Timothy Tomasik, Valparaiso University
Printed for the first time in 1507, La Condamnation de Banquet harks back to the morality plays of the fifteenth century and is considered by some scholars to be the most successful representative of this relatively neglected genre. Given that the authorship of the play has been recently put into question and that an English translation is currently in the works, the time has perhaps come for a reappraisal of La Condamnation's status not just in the early modern French literary repertoire but also as a particularly curious case of translation. La Condamnation stages the crimes and subsequent trial of the allegorical figure "Banquet." Supplanting a moral argument against gluttony with a dietetic one, this morality stages the tension between dietetics and the table, a tension seen in early modern French dietetic treatises and cookbooks. In his prologue, the author clearly presents the text as a play to be performed before an audience, including detailed didascalia and advice on the spatial organization of the stage. Yet he also envisions private, individual readings of his text which would be more associated with the reception of a learned treatise. To this end, the margins of the play are peppered with numerous glosses that cite specific sources for the author's medical rationale and that adduce explanations of dietetic principles. The result is a hybrid text--half morality play, half dietetic treatise--that attempts to reach as wide an audience as possible. In transcending both theatrical and learned secular discourses, La Condamnation offers unique challenges to the modern translator. Faced with such a text from a pre-classical age in which boundaries of genre and language remain in flux, the modern translator must carefully navigate the shifting currents that flow between the Scylla of producing an un-performable play and the Charybdis of publishing a dramatically unreadable treatise.

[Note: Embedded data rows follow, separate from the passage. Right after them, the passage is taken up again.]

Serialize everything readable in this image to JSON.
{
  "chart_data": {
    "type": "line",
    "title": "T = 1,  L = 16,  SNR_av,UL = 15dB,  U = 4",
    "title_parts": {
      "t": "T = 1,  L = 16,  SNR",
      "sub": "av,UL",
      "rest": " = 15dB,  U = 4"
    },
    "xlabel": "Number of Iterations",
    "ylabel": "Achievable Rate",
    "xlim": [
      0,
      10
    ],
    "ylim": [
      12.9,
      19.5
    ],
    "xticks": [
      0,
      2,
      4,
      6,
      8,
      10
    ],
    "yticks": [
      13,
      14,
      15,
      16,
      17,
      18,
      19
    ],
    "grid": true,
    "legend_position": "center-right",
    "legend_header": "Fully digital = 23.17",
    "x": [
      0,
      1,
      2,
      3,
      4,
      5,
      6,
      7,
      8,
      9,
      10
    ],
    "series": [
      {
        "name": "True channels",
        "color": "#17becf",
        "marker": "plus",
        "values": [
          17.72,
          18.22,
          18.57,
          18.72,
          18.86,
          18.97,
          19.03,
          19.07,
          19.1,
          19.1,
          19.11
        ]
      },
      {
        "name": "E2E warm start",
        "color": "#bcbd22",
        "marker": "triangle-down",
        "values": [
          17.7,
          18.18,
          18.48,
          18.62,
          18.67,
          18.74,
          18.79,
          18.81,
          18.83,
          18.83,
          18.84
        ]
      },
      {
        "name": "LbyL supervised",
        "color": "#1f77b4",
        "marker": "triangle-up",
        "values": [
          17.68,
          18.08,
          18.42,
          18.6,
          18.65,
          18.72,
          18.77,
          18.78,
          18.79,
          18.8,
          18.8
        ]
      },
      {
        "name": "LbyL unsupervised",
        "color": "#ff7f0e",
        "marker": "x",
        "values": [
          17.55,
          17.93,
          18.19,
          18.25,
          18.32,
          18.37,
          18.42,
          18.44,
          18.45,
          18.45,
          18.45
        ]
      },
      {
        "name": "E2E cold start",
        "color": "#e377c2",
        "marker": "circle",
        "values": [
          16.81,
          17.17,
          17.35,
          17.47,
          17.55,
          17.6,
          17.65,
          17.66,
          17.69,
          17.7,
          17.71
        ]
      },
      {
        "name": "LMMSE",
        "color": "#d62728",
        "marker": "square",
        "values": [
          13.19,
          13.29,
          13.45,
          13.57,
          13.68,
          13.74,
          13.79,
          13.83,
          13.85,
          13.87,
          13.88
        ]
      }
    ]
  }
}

Translating and interpreting texts are closely related activities, both of which were being reconsidered in the literary world of Renaissance Lyon. Narratives that once were obscure and difficult to approach were becoming increasingly transparent and accessible through the hard work of authors and their public as they (re)wrote and (re)read classical texts. Ovid’sMetamorphoses is a case in point of this transformation. This work was ubiquitous in late medieval Europe, though the traditional, allegorical method of interpreting its myths quickly became outmoded in the first half of the sixteenth century. This paper will consider a translation of an Ovidian myth produced in the literary environment of Renaissance Lyon, Jeanne Flore’s translation of the Narcissus tale, published in her collection of short stories Les Comptes amoureux par Madame Jeanne Flore (1540) and my effort to translate this work into Modern English for inclusion in the series The Other Voice in Early Modern Europe. As we attempt to make such a work accessible to today’s students and scholars, it is helpful to consider Renaissance notions and ideals of translation. Renaissance authors were first and foremost avid readers, scholars of ancient, medieval and contemporary texts and a large portion of their training as writers consisted in the imitation of their reading, that is, in the process of translation. Consequently, two opposing, though not necessarily irreconcilable, camps developed in the first half of the sixteenth century. Purists such as Etienne Dolet prescribed complete faithfulness to the source text and language, aiming to deliver to a new public an unadulterated copy of the original. Innovators such as Erasmus saw texts as living bodies and strove to make them relevant to contemporary readers. What can and should we glean from this debate in translating Renaissance texts in the twenty-first century? Which stance did Jeanne Flore favor in her translation? While our author does not explicitly discuss her strategic decisions, her contemporary Clement Marot reflects at length on his translation process and goals in the preface to his translation of the first two books of Ovid’s Metamorphoses (1534). This paratext provides pertinent clues as to how translations were produced and consumed in Jeanne Flore’s literary world. How can we transmit Jeanne Flore’s translation to our students and colleagues while helping them understand how her contemporaries consumed translations?